Une ratification difficile

Une ratification difficile


Les gouvernements des Douze se sont engagés à obtenir, avant la fin 1992 la ratification du traité sur l'Union européenne en sous-estimant les difficultés que celle-ci rencontrerait.


Le Parlement européen doit se prononcer le premier. Certes il ne peut donner qu’un avis consultatif, l’Allemagne n’ayant pas obtenu que le traité lui attribue l’avis conforme (c’est-à-dire le droit de refuser), mais les parlements nationaux allemand, italien et belge ont annoncé qu’ils ne ratifieraient qu’en cas d’avis favorable. Or, les députés européens estiment le traité insuffisant. Aussi, dans leur résolution du 7 avril 1992, ils invitent les parlements nationaux à ratifier celui-ci compte tenu de ses éléments positifs, mais dressent une longue liste de ses insuffisances (rôle du Parlement européen et de la Commission dans les « piliers » intergouvernementaux, politique économique et sociale).


Les ratifications nationales ne semblent pas poser de problèmes, puisque les pays les plus réticents, Grande-Bretagne et Danemark, ont obtenu les dérogations qu’ils souhaitent. Mais les conditions générales sont moins favorables à l’Europe unie avec le ralentissement de la croissance en 1992 et la progression du chômage et l’impuissance des Douze devant la guerre civile dans l’ex-Yougoslavie. L’utilité même de l’Union européenne risque d’être remise en cause. Quant au traité de Maastricht, très touffu et complexe, il est difficilement accessible aux non spécialistes. L’opinion est d’autant plus sensible aux arguments souverainistes.
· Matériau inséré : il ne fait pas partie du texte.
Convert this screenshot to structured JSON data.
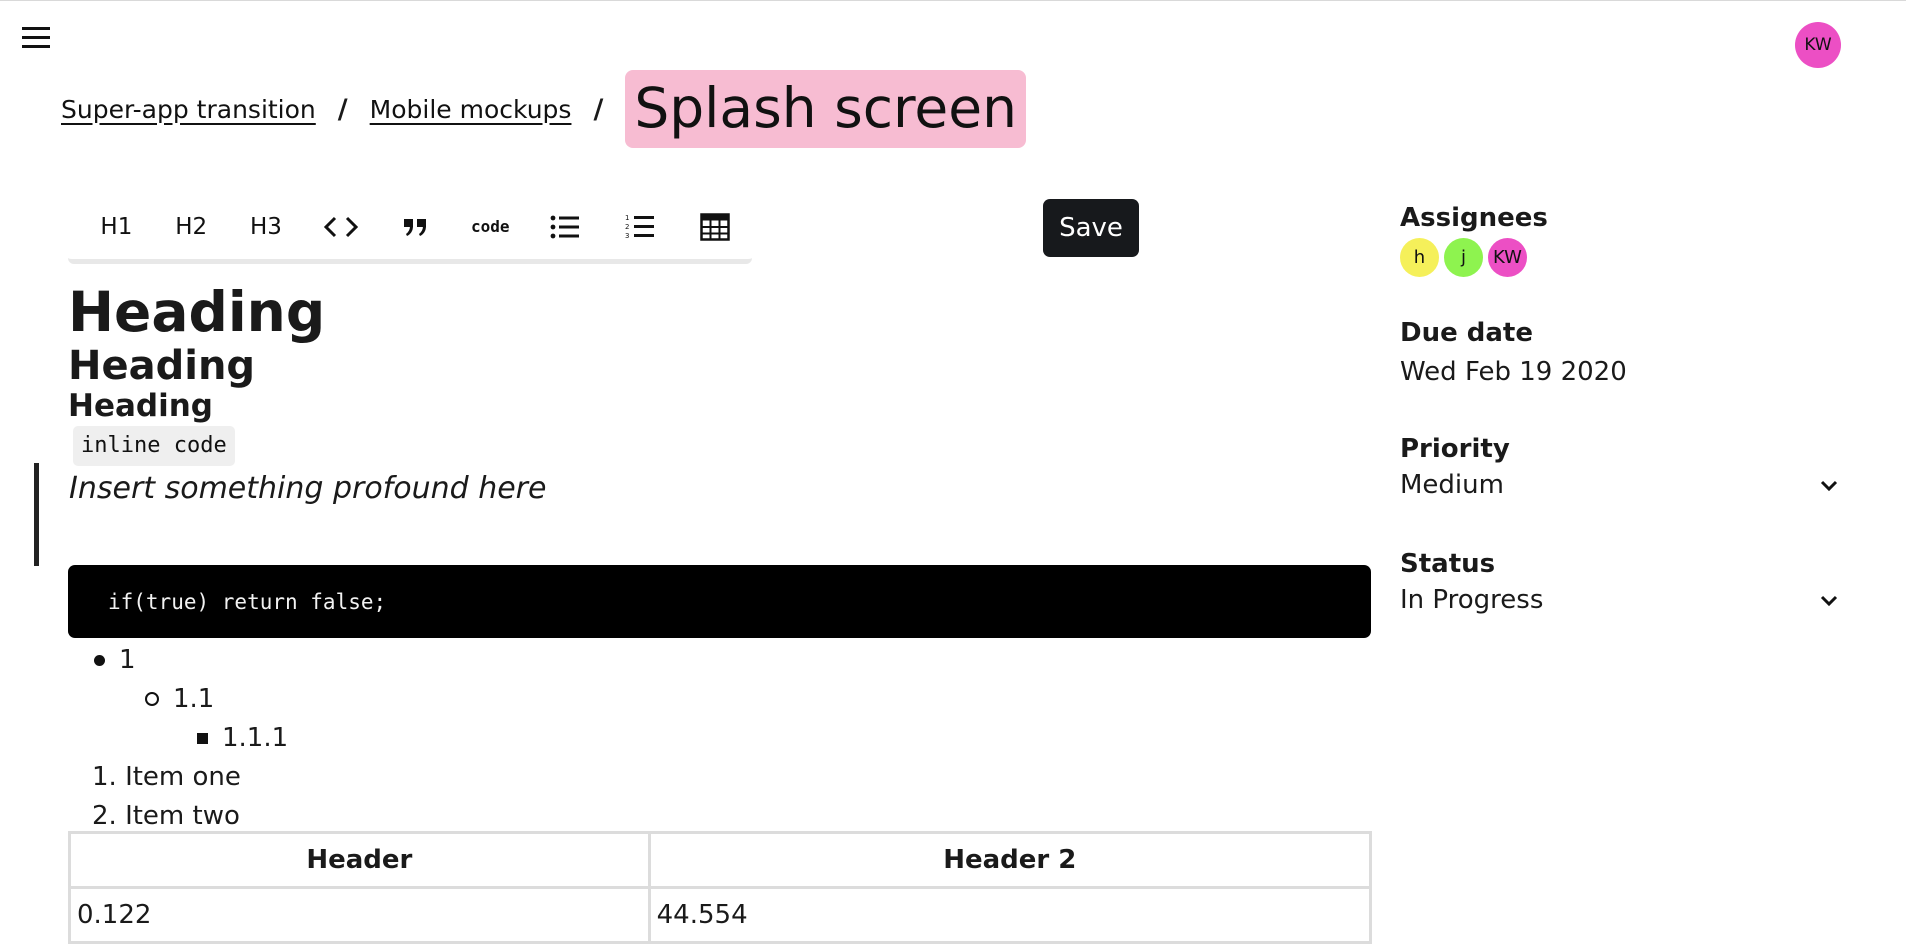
{
  "header": {
    "menu_icon": "hamburger-menu-icon",
    "user_initials": "KW",
    "user_avatar_color": "#ec4fc4"
  },
  "breadcrumb": {
    "items": [
      "Super-app transition",
      "Mobile mockups"
    ],
    "separator": "/",
    "current": "Splash screen",
    "current_highlight": "#f7bcd2"
  },
  "toolbar": {
    "h1": "H1",
    "h2": "H2",
    "h3": "H3",
    "code_label": "code",
    "save_label": "Save"
  },
  "editor": {
    "heading1": "Heading",
    "heading2": "Heading",
    "heading3": "Heading",
    "inline_code": "inline code",
    "quote": "Insert something profound here",
    "code_block": "if(true) return false;",
    "bullets": [
      "1",
      "1.1",
      "1.1.1"
    ],
    "ordered": [
      "1. Item one",
      "2. Item two"
    ],
    "table": {
      "headers": [
        "Header",
        "Header 2"
      ],
      "rows": [
        [
          "0.122",
          "44.554"
        ]
      ]
    }
  },
  "sidebar": {
    "assignees_label": "Assignees",
    "assignees": [
      {
        "initials": "h",
        "color": "#f5f05a"
      },
      {
        "initials": "j",
        "color": "#8ef34f"
      },
      {
        "initials": "KW",
        "color": "#ec4fc4"
      }
    ],
    "due_label": "Due date",
    "due_value": "Wed Feb 19 2020",
    "priority_label": "Priority",
    "priority_value": "Medium",
    "status_label": "Status",
    "status_value": "In Progress"
  }
}
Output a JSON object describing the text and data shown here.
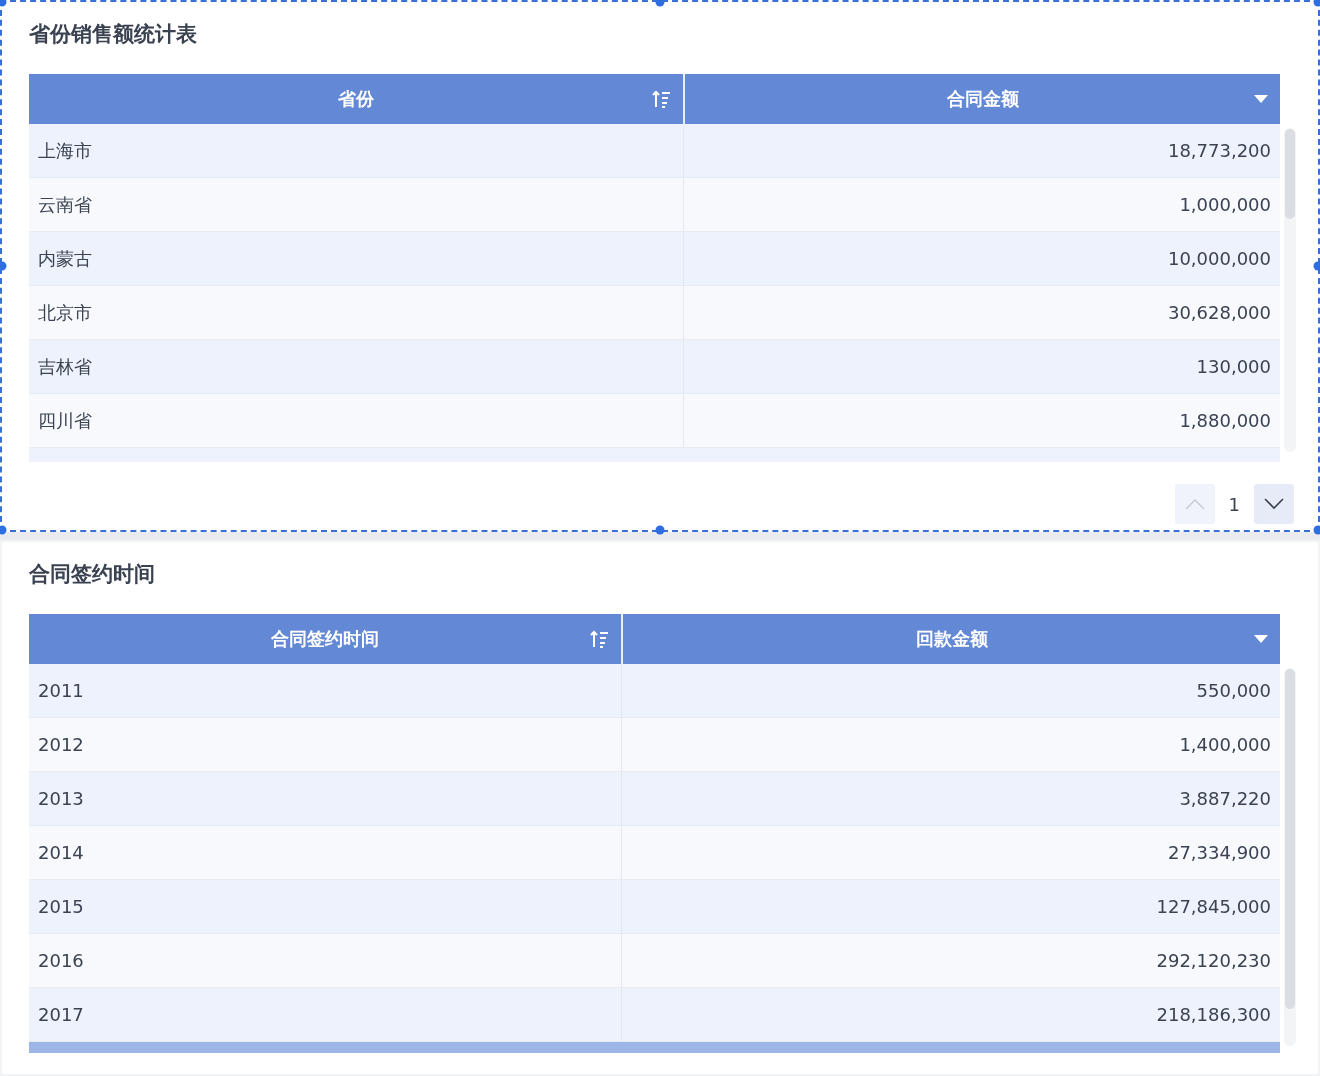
{
  "widgets": [
    {
      "title": "省份销售额统计表",
      "selected": true,
      "columns": [
        {
          "label": "省份",
          "kind": "sort"
        },
        {
          "label": "合同金额",
          "kind": "dropdown"
        }
      ],
      "rows": [
        [
          "上海市",
          "18,773,200"
        ],
        [
          "云南省",
          "1,000,000"
        ],
        [
          "内蒙古",
          "10,000,000"
        ],
        [
          "北京市",
          "30,628,000"
        ],
        [
          "吉林省",
          "130,000"
        ],
        [
          "四川省",
          "1,880,000"
        ]
      ],
      "pagination": {
        "page": "1",
        "prev_disabled": true,
        "next_disabled": false
      }
    },
    {
      "title": "合同签约时间",
      "selected": false,
      "columns": [
        {
          "label": "合同签约时间",
          "kind": "sort"
        },
        {
          "label": "回款金额",
          "kind": "dropdown"
        }
      ],
      "rows": [
        [
          "2011",
          "550,000"
        ],
        [
          "2012",
          "1,400,000"
        ],
        [
          "2013",
          "3,887,220"
        ],
        [
          "2014",
          "27,334,900"
        ],
        [
          "2015",
          "127,845,000"
        ],
        [
          "2016",
          "292,120,230"
        ],
        [
          "2017",
          "218,186,300"
        ]
      ]
    }
  ]
}
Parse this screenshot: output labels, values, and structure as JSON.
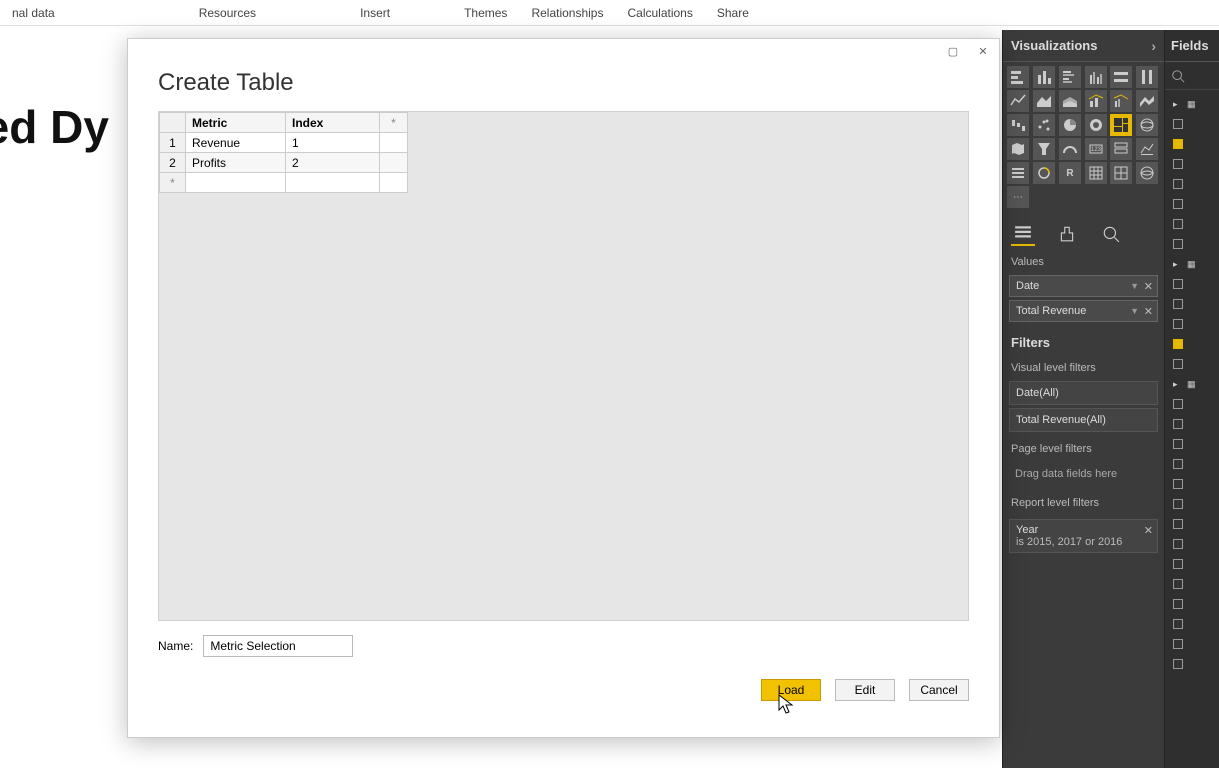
{
  "ribbon": {
    "tabs": [
      "nal data",
      "Resources",
      "Insert",
      "Themes",
      "Relationships",
      "Calculations",
      "Share"
    ]
  },
  "background_title": "aded Dy",
  "viz": {
    "header": "Visualizations",
    "tabs_section_label": "Values",
    "value_fields": [
      {
        "label": "Date"
      },
      {
        "label": "Total Revenue"
      }
    ],
    "filters_header": "Filters",
    "visual_filters_label": "Visual level filters",
    "visual_filters": [
      {
        "label": "Date(All)"
      },
      {
        "label": "Total Revenue(All)"
      }
    ],
    "page_filters_label": "Page level filters",
    "drag_hint": "Drag data fields here",
    "report_filters_label": "Report level filters",
    "year_filter": {
      "title": "Year",
      "desc": "is 2015, 2017 or 2016"
    }
  },
  "fields": {
    "header": "Fields",
    "search_placeholder": "Search"
  },
  "dialog": {
    "title": "Create Table",
    "columns": [
      "Metric",
      "Index"
    ],
    "rows": [
      {
        "n": "1",
        "metric": "Revenue",
        "index": "1"
      },
      {
        "n": "2",
        "metric": "Profits",
        "index": "2"
      }
    ],
    "star": "*",
    "name_label": "Name:",
    "name_value": "Metric Selection",
    "buttons": {
      "load": "Load",
      "edit": "Edit",
      "cancel": "Cancel"
    }
  }
}
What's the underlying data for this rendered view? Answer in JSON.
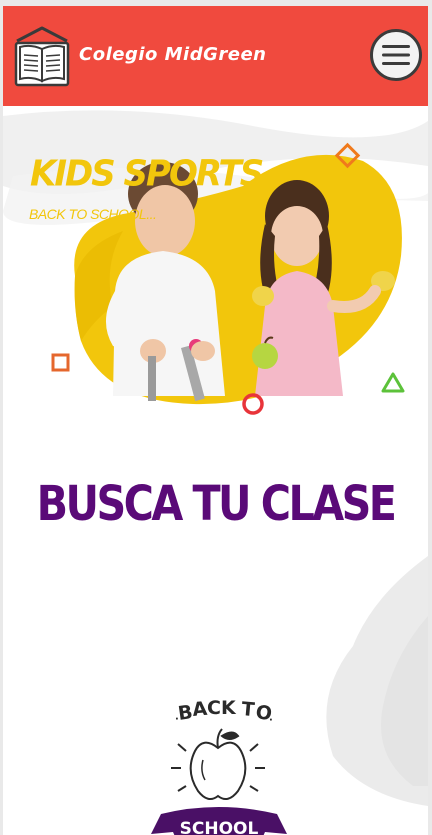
{
  "header": {
    "brand": "Colegio MidGreen",
    "logo_icon": "open-book-icon",
    "menu_icon": "hamburger-menu-icon",
    "background_color": "#f04a3e"
  },
  "hero": {
    "title": "KIDS SPORTS",
    "subtitle": "BACK TO SCHOOL...",
    "accent_color": "#f2c60c"
  },
  "main": {
    "headline": "BUSCA TU CLASE",
    "headline_color": "#5a0a78"
  },
  "badge": {
    "top_text": "BACK TO",
    "bottom_text": "SCHOOL",
    "icon": "apple-icon"
  }
}
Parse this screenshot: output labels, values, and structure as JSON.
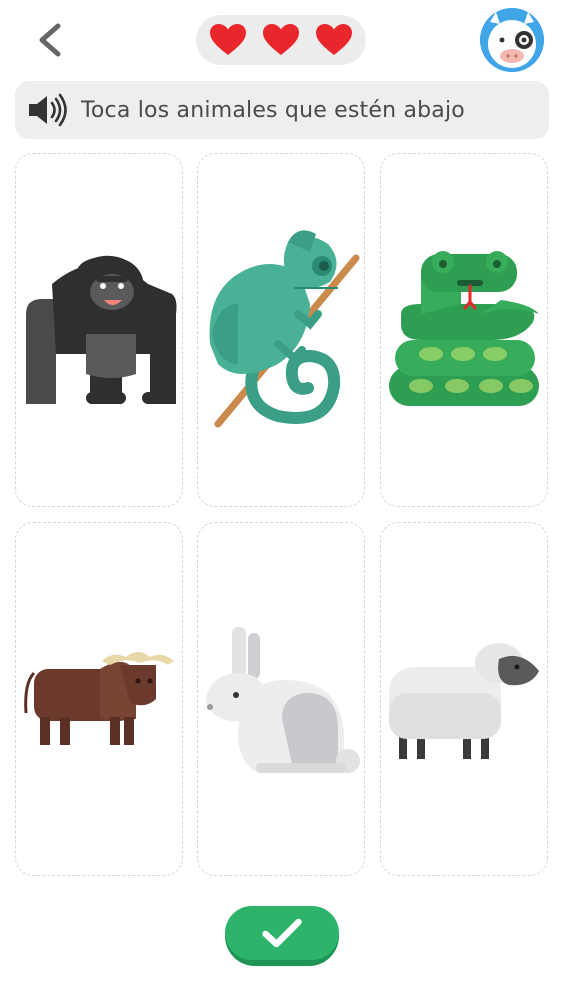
{
  "header": {
    "back_icon": "chevron-left-icon",
    "lives": {
      "count": 3,
      "icon": "heart-icon",
      "color": "#e8262c"
    },
    "avatar_icon": "cow-avatar-icon"
  },
  "instruction": {
    "icon": "speaker-icon",
    "text": "Toca los animales que estén abajo"
  },
  "cards": [
    {
      "animal": "gorilla"
    },
    {
      "animal": "chameleon"
    },
    {
      "animal": "snake"
    },
    {
      "animal": "buffalo"
    },
    {
      "animal": "rabbit"
    },
    {
      "animal": "sheep"
    }
  ],
  "check_button": {
    "icon": "checkmark-icon",
    "color": "#2db36a"
  }
}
Le Danemark est le premier pays à se prononcer. Mais au référendum du 2 juin 1992, alors que les partis politiques, les syndicats, les grands journaux préconisent le « oui », c’est le « non » qui l’emporte par 50,7 % avec une participation élevée de 83 %. Les Danois avaient pourtant approuvé l’Acte unique en 1986 à une large majorité. Il apparaît donc qu’ils acceptent la Communauté économique mais refusent l’Union qui entraverait leur souveraineté, en particulier pour la monnaie et la défense. C’est un choc dans la Communauté. Le Conseil décide aussitôt que les ratifications se poursuivraient comme prévu et que le cas danois serait traité plus tard. Il écarte toute renégociation du traité. Malgré tout le refus danois encourage les opposants à l’Union dans les autres pays.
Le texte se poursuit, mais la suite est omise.